Cette année, le prix Marie Heim-Vögtlin du Fonds national suisse est décerné à la chercheuse Charlotte Blattner. Sa thèse de doctorat sur le droit animalier a démontré comment les États pourraient protéger les animaux par-delà les frontières nationales.
(senkrecht)Dans le monde entier, l’industrie animale passe des milliards de poussins mâles au broyeur chaque année : ne pouvant être ni engraissés ni utilisés d’une autre manière, ils sont considérés comme superflus. Le public est largement opposé à cette pratique qui est même anticonstitutionnelle dans beaucoup de pays. Introduire des normes plus contraignantes n’est toutefois pas vraiment efficace car les industries se délocalisent à l’étranger pour échapper aux règles nationales sur la protection des animaux.
La plupart des secteurs qui utilisent des animaux, comme l’agriculture ou la recherche médicale, sont globalisés. "Les États entrent en concurrence pour trouver des zones adéquates", indique la juriste Charlotte Blattner. "Ils adaptent leurs lois aux intérêts des investisseurs et des producteurs et refusent d’imposer des normes efficaces pour protéger les animaux ou de faire appliquer le droit en vigueur." Les animaux sont donc souvent subordonnés à des intérêts économiques et les tentatives de les protéger convenablement échouent.
Protection au-delà des frontières
Charlotte Blattner, la lauréate du prix Marie Heim-Vögtlin (MHV) 2020, travaille sur cette problématique complexe. Sa thèse est consacrée aux moyens de mieux protéger les animaux en dehors des frontières nationales.
À cette fin, elle met le concept de juridiction extraterritoriale issu du droit international au service du droit animalier. Du moment que leur propre législation présente un lien suffisamment étroit avec les faits qui se déroulent à l’étranger, les États peuvent appliquer leurs dispositions juridiques.
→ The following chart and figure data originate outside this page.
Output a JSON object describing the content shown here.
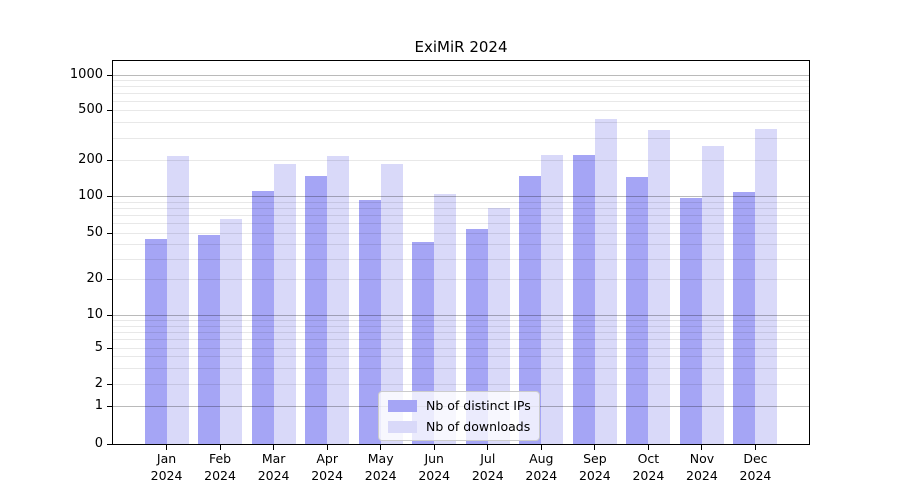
{
  "chart_data": {
    "type": "bar",
    "title": "ExiMiR 2024",
    "categories": [
      "Jan",
      "Feb",
      "Mar",
      "Apr",
      "May",
      "Jun",
      "Jul",
      "Aug",
      "Sep",
      "Oct",
      "Nov",
      "Dec"
    ],
    "x_tick_year": "2024",
    "series": [
      {
        "name": "Nb of distinct IPs",
        "color": "#a5a5f5",
        "values": [
          44,
          48,
          110,
          148,
          94,
          42,
          54,
          147,
          220,
          143,
          97,
          108
        ]
      },
      {
        "name": "Nb of downloads",
        "color": "#d9d9f9",
        "values": [
          215,
          65,
          185,
          215,
          185,
          105,
          80,
          220,
          420,
          345,
          258,
          350
        ]
      }
    ],
    "xlabel": "",
    "ylabel": "",
    "yscale": "log-like (compressed linear below 1, zero baseline shown)",
    "ylim": [
      0,
      1300
    ],
    "y_ticks": [
      0,
      1,
      2,
      5,
      10,
      20,
      50,
      100,
      200,
      500,
      1000
    ],
    "major_gridlines": [
      1,
      10,
      100,
      1000
    ],
    "minor_gridlines": [
      2,
      3,
      4,
      5,
      6,
      7,
      8,
      9,
      20,
      30,
      40,
      50,
      60,
      70,
      80,
      90,
      200,
      300,
      400,
      500,
      600,
      700,
      800,
      900
    ],
    "grid": true,
    "legend_position": "lower center",
    "legend_items": [
      "Nb of distinct IPs",
      "Nb of downloads"
    ]
  }
}
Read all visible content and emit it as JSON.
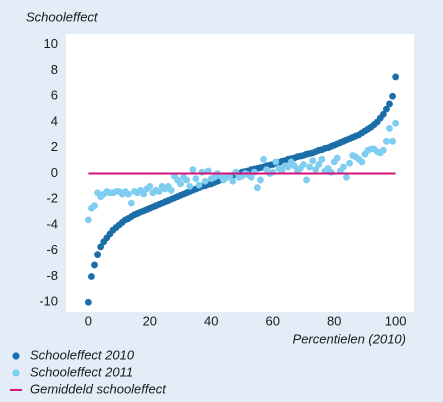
{
  "chart_data": {
    "type": "scatter",
    "y_label": "Schooleffect",
    "x_label": "Percentielen (2010)",
    "xlim": [
      -5,
      105
    ],
    "ylim": [
      -10.6,
      10.6
    ],
    "xticks": [
      0,
      20,
      40,
      60,
      80,
      100
    ],
    "yticks": [
      -10,
      -8,
      -6,
      -4,
      -2,
      0,
      2,
      4,
      6,
      8,
      10
    ],
    "grid": false,
    "legend": "bottom",
    "x": [
      0,
      1,
      2,
      3,
      4,
      5,
      6,
      7,
      8,
      9,
      10,
      11,
      12,
      13,
      14,
      15,
      16,
      17,
      18,
      19,
      20,
      21,
      22,
      23,
      24,
      25,
      26,
      27,
      28,
      29,
      30,
      31,
      32,
      33,
      34,
      35,
      36,
      37,
      38,
      39,
      40,
      41,
      42,
      43,
      44,
      45,
      46,
      47,
      48,
      49,
      50,
      51,
      52,
      53,
      54,
      55,
      56,
      57,
      58,
      59,
      60,
      61,
      62,
      63,
      64,
      65,
      66,
      67,
      68,
      69,
      70,
      71,
      72,
      73,
      74,
      75,
      76,
      77,
      78,
      79,
      80,
      81,
      82,
      83,
      84,
      85,
      86,
      87,
      88,
      89,
      90,
      91,
      92,
      93,
      94,
      95,
      96,
      97,
      98,
      99,
      100
    ],
    "series": [
      {
        "name": "Schooleffect 2010",
        "color": "#1b6ea8",
        "mark": "dot",
        "values": [
          -10,
          -8,
          -7.1,
          -6.3,
          -5.7,
          -5.3,
          -5.0,
          -4.7,
          -4.4,
          -4.2,
          -4.0,
          -3.8,
          -3.6,
          -3.5,
          -3.35,
          -3.2,
          -3.1,
          -3.0,
          -2.9,
          -2.8,
          -2.7,
          -2.6,
          -2.5,
          -2.4,
          -2.3,
          -2.2,
          -2.1,
          -2.0,
          -1.9,
          -1.8,
          -1.7,
          -1.6,
          -1.5,
          -1.4,
          -1.3,
          -1.2,
          -1.1,
          -1.0,
          -0.95,
          -0.85,
          -0.8,
          -0.7,
          -0.6,
          -0.5,
          -0.4,
          -0.3,
          -0.2,
          -0.15,
          -0.05,
          0.0,
          0.1,
          0.15,
          0.2,
          0.3,
          0.35,
          0.4,
          0.45,
          0.5,
          0.6,
          0.65,
          0.7,
          0.8,
          0.85,
          0.95,
          1.0,
          1.1,
          1.15,
          1.2,
          1.3,
          1.35,
          1.4,
          1.5,
          1.55,
          1.6,
          1.7,
          1.8,
          1.85,
          1.95,
          2.0,
          2.1,
          2.2,
          2.3,
          2.4,
          2.5,
          2.6,
          2.7,
          2.8,
          2.9,
          3.0,
          3.15,
          3.3,
          3.45,
          3.6,
          3.8,
          4.0,
          4.3,
          4.6,
          5.0,
          5.4,
          6.0,
          7.5
        ]
      },
      {
        "name": "Schooleffect 2011",
        "color": "#7fcdf0",
        "mark": "dot",
        "values": [
          -3.6,
          -2.7,
          -2.5,
          -1.5,
          -1.8,
          -1.6,
          -1.4,
          -1.5,
          -1.5,
          -1.4,
          -1.4,
          -1.6,
          -1.4,
          -1.6,
          -2.3,
          -1.4,
          -1.5,
          -1.3,
          -1.6,
          -1.2,
          -1.0,
          -1.5,
          -1.3,
          -1.4,
          -1.0,
          -1.2,
          -1.0,
          -1.3,
          -0.2,
          -0.5,
          -0.8,
          -0.3,
          -0.5,
          -1.0,
          0.3,
          -0.4,
          -0.9,
          0.1,
          -0.6,
          0.2,
          -0.4,
          -0.3,
          0.0,
          -0.2,
          -0.5,
          -0.3,
          -0.2,
          -0.6,
          0.1,
          -0.3,
          -0.2,
          0.0,
          -0.1,
          -0.3,
          0.1,
          -1.1,
          -0.5,
          1.1,
          0.3,
          0.0,
          0.1,
          0.9,
          0.4,
          0.2,
          0.6,
          0.5,
          0.9,
          0.6,
          0.2,
          0.4,
          0.7,
          -0.5,
          0.5,
          1.0,
          0.3,
          0.7,
          1.1,
          0.2,
          0.4,
          0.1,
          0.9,
          1.2,
          0.2,
          0.5,
          -0.3,
          0.8,
          1.4,
          1.3,
          1.1,
          0.9,
          1.5,
          1.8,
          1.9,
          1.9,
          1.7,
          1.6,
          1.8,
          2.5,
          3.5,
          2.5,
          3.9
        ]
      },
      {
        "name": "Gemiddeld schooleffect",
        "color": "#d4137d",
        "mark": "line",
        "x": [
          0,
          100
        ],
        "values": [
          0,
          0
        ]
      }
    ]
  }
}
Un État doté de standards de protection animalière élevés peut exercer sa juridiction extraterritoriale en sanctionnant des entreprises ou ses ressortissants à l’étranger lorsqu’ils enfreignent le droit sur la protection des animaux. De plus, les recherches de Charlotte Blattner apportent également un nouvel éclairage sur la manière dont la souveraineté réglementaire peut être utilisée indirectement, par exemple par le biais de normes d’investissement ou d’interdictions d’importation et d’exportation.
La juridiction extraterritoriale est déjà établie dans la protection des droits humains et en droit économique. Dans ses recherches, Charlotte Blattner montre pour la première fois comment cette approche peut aussi révolutionner le droit animalier en empêchant que les législations nationales sur le bien-être des animaux soient systématiquement court-circuitées, et, de ce fait, en mettant un frein à la déréglementation mondiale.
Distinction pour les chercheuses de premier ordre
Le FNS décerne le prix Marie Heim-Vögtlin tous les ans à une jeune chercheuse qui a fourni des prestations de recherche exceptionnelles. Les lauréates sont des modèles inspirants. Pendant le subside qui leur a été octroyé, elles ont pu atteindre des résultats remarquables et faire avancer leur carrière de manière décisive. À partir de 2020, le prix distingue une ancienne bénéficiaire des instruments MHV, Doc.CH, Postdoc.Mobility, Ambizione ou PRIMA.
Marie Heim-Vögtlin, qui a donné son nom au prix, est la première Suissesse à avoir été admise comme étudiante en faculté de médecine à l’Université de Zurich en 1868. Après avoir obtenu son doctorat, elle a ouvert un cabinet de gynécologie et continué à exercer après la naissance de ses deux enfants. Elle fait figure de pionnière de la lutte pour l’accès des femmes aux études supérieures.